By Dana Drugmand
Oil companies, already busy fending off lawsuits from several California communities, have filed opposition to a similar suit from New York City.
Chevron, ConocoPhillips and ExxonMobil filed a memorandum of law last week, arguing to dismiss New York’s climate liability lawsuit. Their long list of reasons includes the city’s dependence on and use of fossil fuels, a lack of standing by the city to sue and the now-familiar Big Oil argument that because the Clean Air Act governs climate pollution, courts should not intervene.
New York, which sued the five biggest oil companies in January, promptly responded with an opposition to the motion. It rejects all of the oil companies’ arguments, explicitly noting that the Clean Air Act does not regulate fossil fuel production and sale, and therefore is not viable grounds for dismissal.
“The case should not be dismissed because it is well-grounded in the law of public nuisance and trespass and is not preempted by federal law,” said a New York City Law Department spokesman. “The defendants’ products inevitably contribute to climate change when used exactly as intended and they understood decades ago that this process would cause grave harm to coastal cities like New York.”
A hearing on the defendants’ motion to dismiss is scheduled for June 13 in the U.S. District Court for the Southern District of New York.
Unlike the California communities, New York filed the case in federal court despite arguing that the case should be decided based on New York State law.
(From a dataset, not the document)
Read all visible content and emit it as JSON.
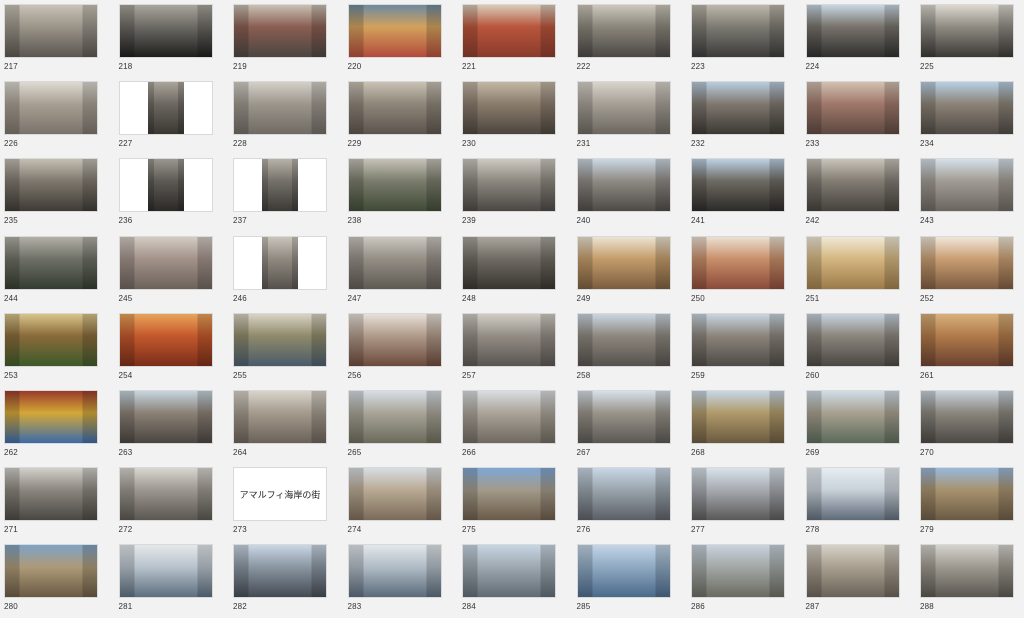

Because none of the defendants are incorporated in New York, federal court was the only option because a statute gives federal courts jurisdiction when none of the defendants reside in the same state as the plaintiff. (In the case of California, Chevron is an in-state company.)
The oil companies emphasized in their arguments that because carbon emissions are global and people all over the world burn fossil fuels to release the emissions, it is implausible to hold five companies liable for “actions of literally billions of intervening third parties.”
The defendants also said that reducing emissions involves complex policy choices and judicial intervention would threaten the separation of powers.
“These claims cannot be adjudicated without deciding whether the benefits of using fossil fuels are outweighed by the costs,” the defendants wrote, noting that “similar lawsuits targeting this same issue were dismissed.”
Those earlier lawsuits are key to oil companies’ primary argument. Both the Supreme Court, which ruled in AEP v. Connecticut in 2011 and the Ninth Circuit Court of Appeals (Kivalina v. ExxonMobil in 2012) dismissed global warming nuisance claims under federal common law because the Environmental Protection Agency has the authority under the Clean Air Act to regulate greenhouse gas emissions. Although New York brought its claims under state common law, it filed the case in federal court and the defendants argue that federal common law must apply.
The oil companies also insist that the city’s claims extend beyond the acceptable boundary of New York nuisance and trespass law. They argue that the city cannot demonstrate how the oil companies caused the harms cited, and that it shoulders significant blame. “Plaintiff has for decades authorized the activities it now claims created the nuisance, encouraged its residents to use fossil fuels, and reaped economic benefits from this reliance, including as an investor in fossil fuel companies,” the defendants wrote.
New York countered each of these arguments, explaining that the City’s claims are viable under New York law, are not precluded by federal doctrines or statutes, and can be decided by a court. It also said that the previous federal cases cited by the oil companies left open the possibility to bring claims under state common law. “AEP and Kivalina undercut defendants’ argument because both cases preserved state common law claims that the plaintiffs in those cases had pled in the alternative,” the city officials wrote.
The case is being heard by U.S. District Judge John Keenan, who has held the seat since he was appointed by President Ronald Reagan in 1983.